The value of the sport hunt to conservation of polar bears was also raised. Not only does sport hunting bring much needed capital into the community, it is also a valuable conservation tool. Once a polar bear tag is allocated for a sport hunt, it cannot be re-allocated if the sport hunter is unsuccessful. In this way, sport hunting acts as a conservation measure for polar bears. However, different jurisdictions have different approaches to polar bear management. For example, Manitoba limited the hunting of polar bears to residents of the Hudson Bay coastal area in 1949. In order to manage the increased encounters between humans and polar bears, Manitoba runs the Polar Bear Alert Program. This program serves to protect human life and property, prevent the unnecessary harassment and killing of polar bears and to prevent polar bears from developing problem behaviour by using scare tactics and removes attractants such as garbage to deter polar bears from coming into towns. The town of Churchill, MB, has also built a multi-million dollar tourist industry around polar bear viewing, attracting thousands of visitors each year.

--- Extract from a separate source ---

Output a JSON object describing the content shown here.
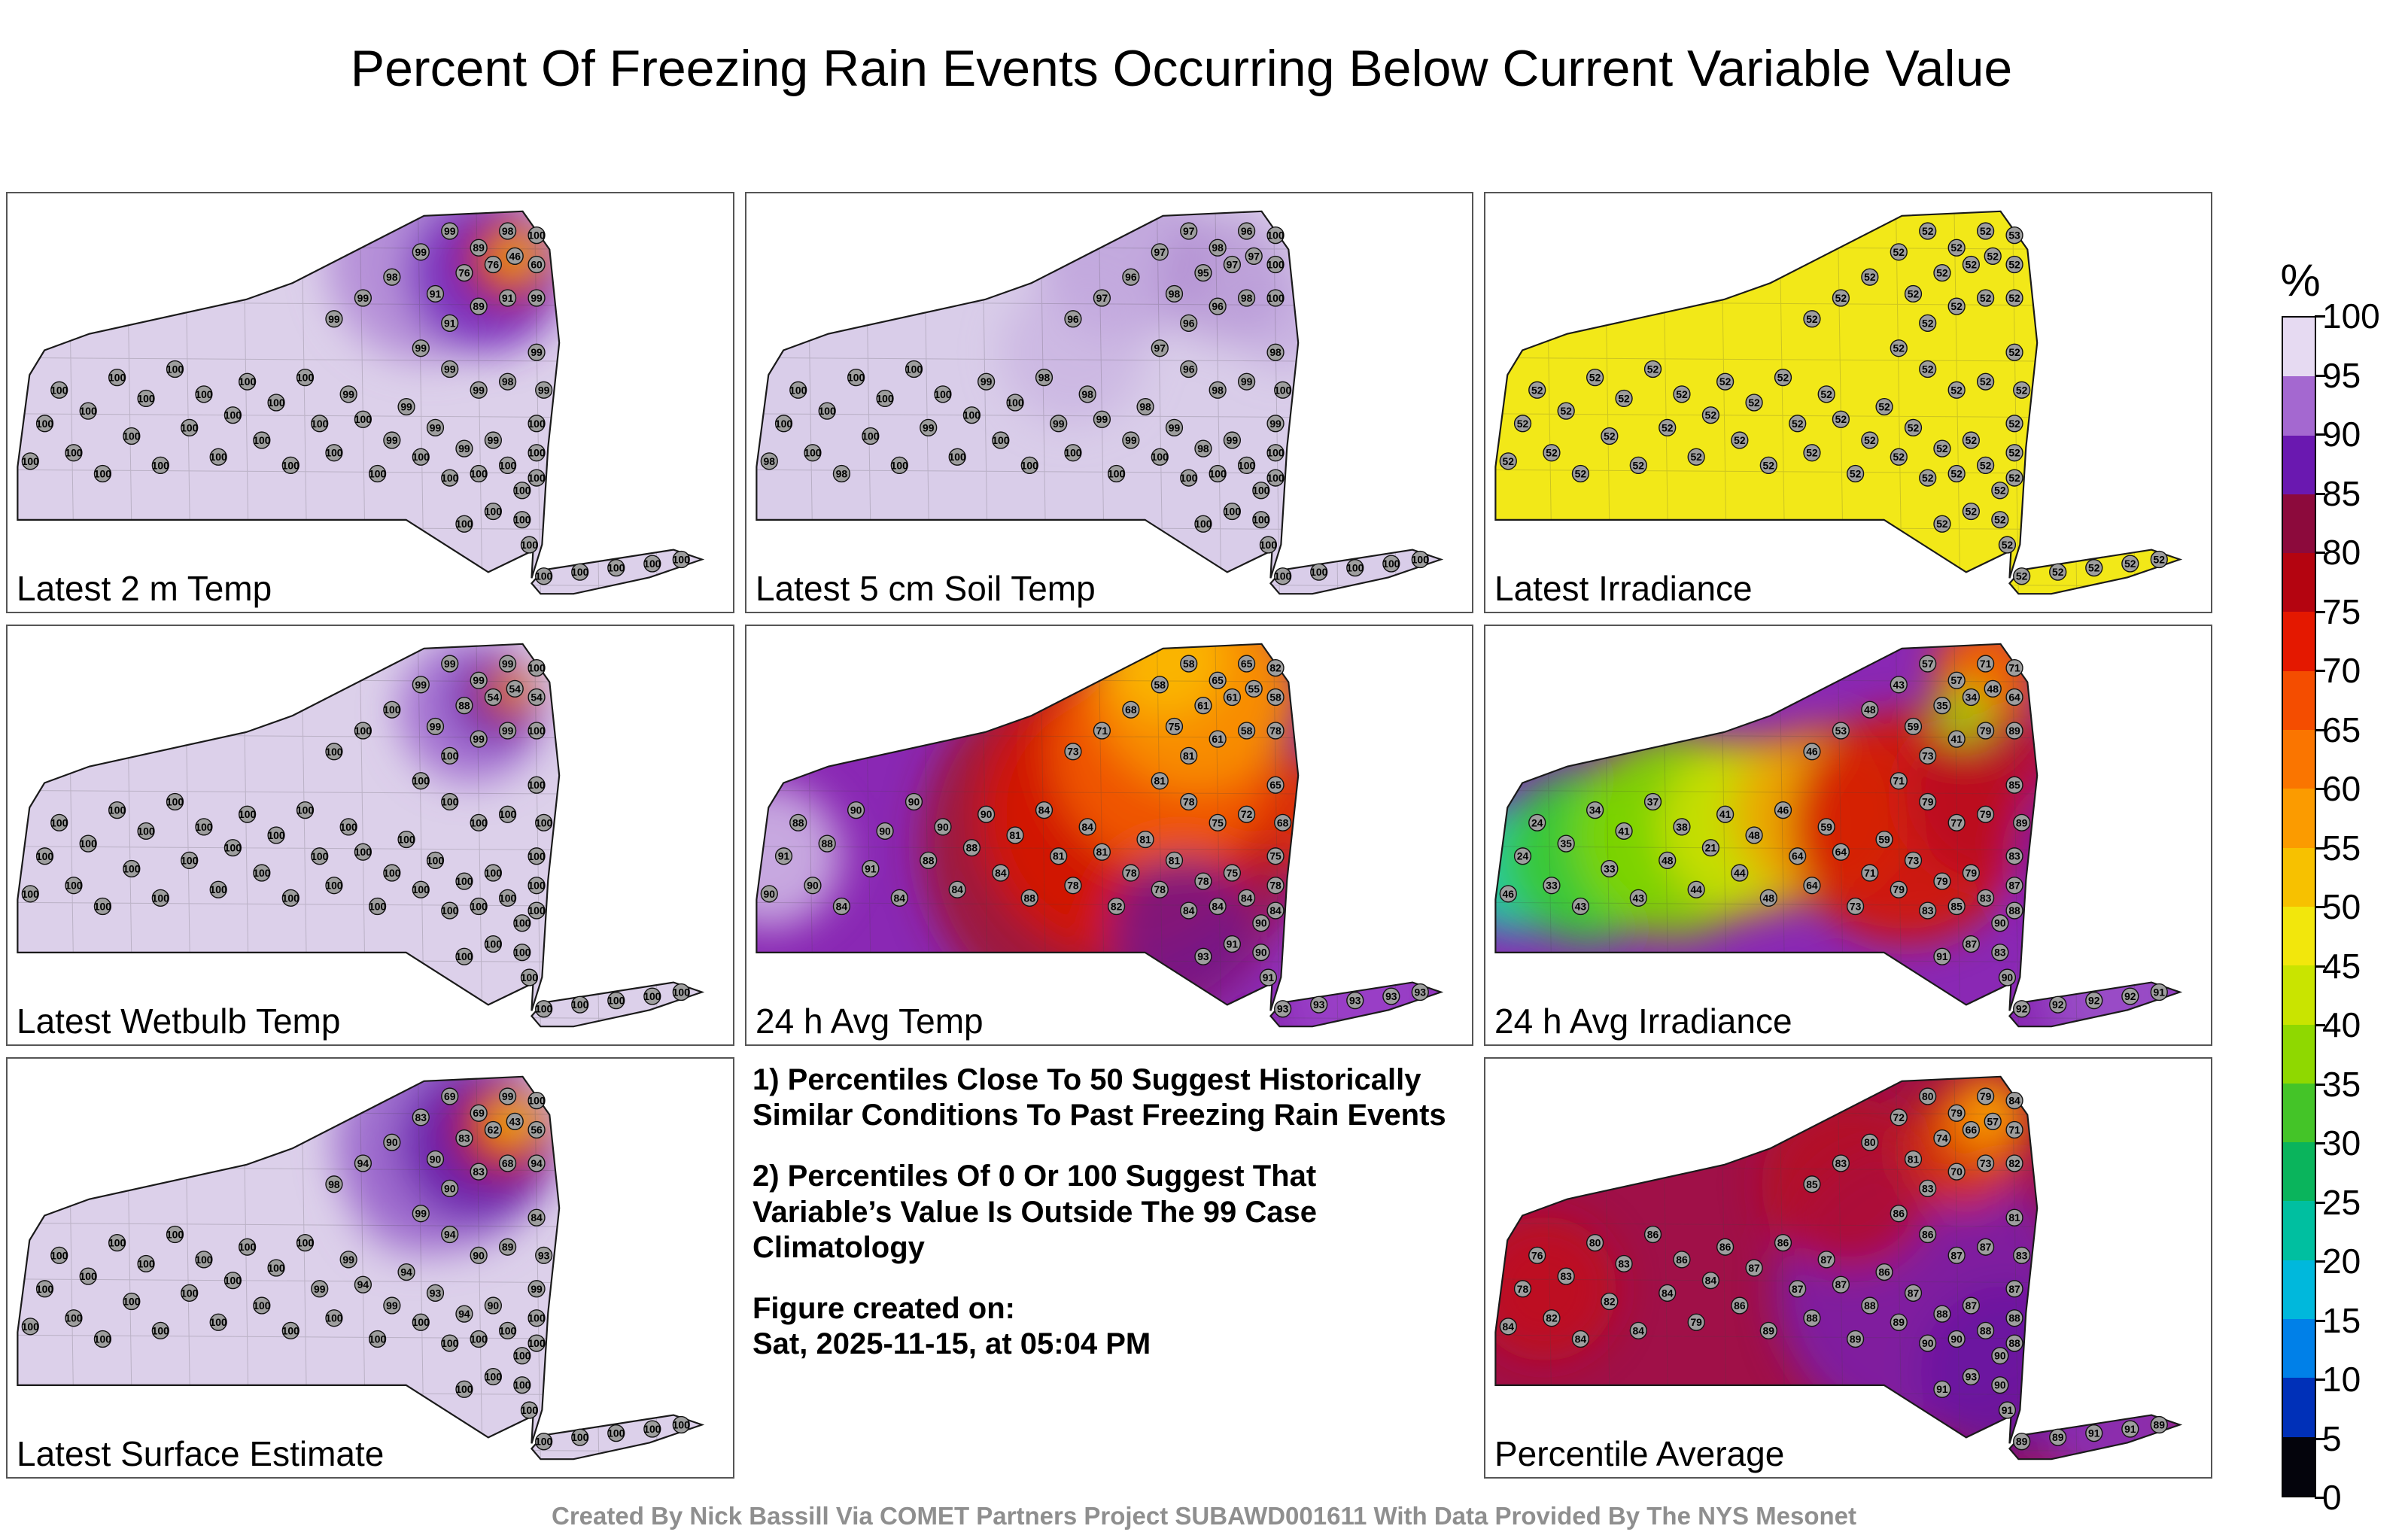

Conclusions and Next Steps
In his closing remarks, Minister Prentice assured participants that the input provided, in addition to upcoming extensive consultations, would be used to inform his recommendation on the potential listing of the polar bear as a species of special concern under the Species at Risk Act.
Minister Prentice also identified the need to accelerate engagement and discussions with Greenland on the conservation of the shared subpopulations and to better communicate Canada’s management regimes. He also noted the need to better integrate science and Inuit traditional knowledge, and identified priorities for additional scientific research.
While the roundtable highlighted that there is much work to be done to conserve polar bears, it also established the need for collaboration at the regional, national and international level, amongst government, scientists, Inuit and non-governmental organizations. The establishment of a distinguished working group was identified as a possible forum for future collaboration. This group could provide advice on matters such as: collaboration on conservation practices across jurisdictional boundaries, improving communications, and input to an action plan that could include cooperative agreements under the federal Species at Risk Act.
The Polar Bear Roundtable was a constructive and positive step in sharing knowledge, establishing a proactive dialogue and working together for the conservation and management of this iconic species.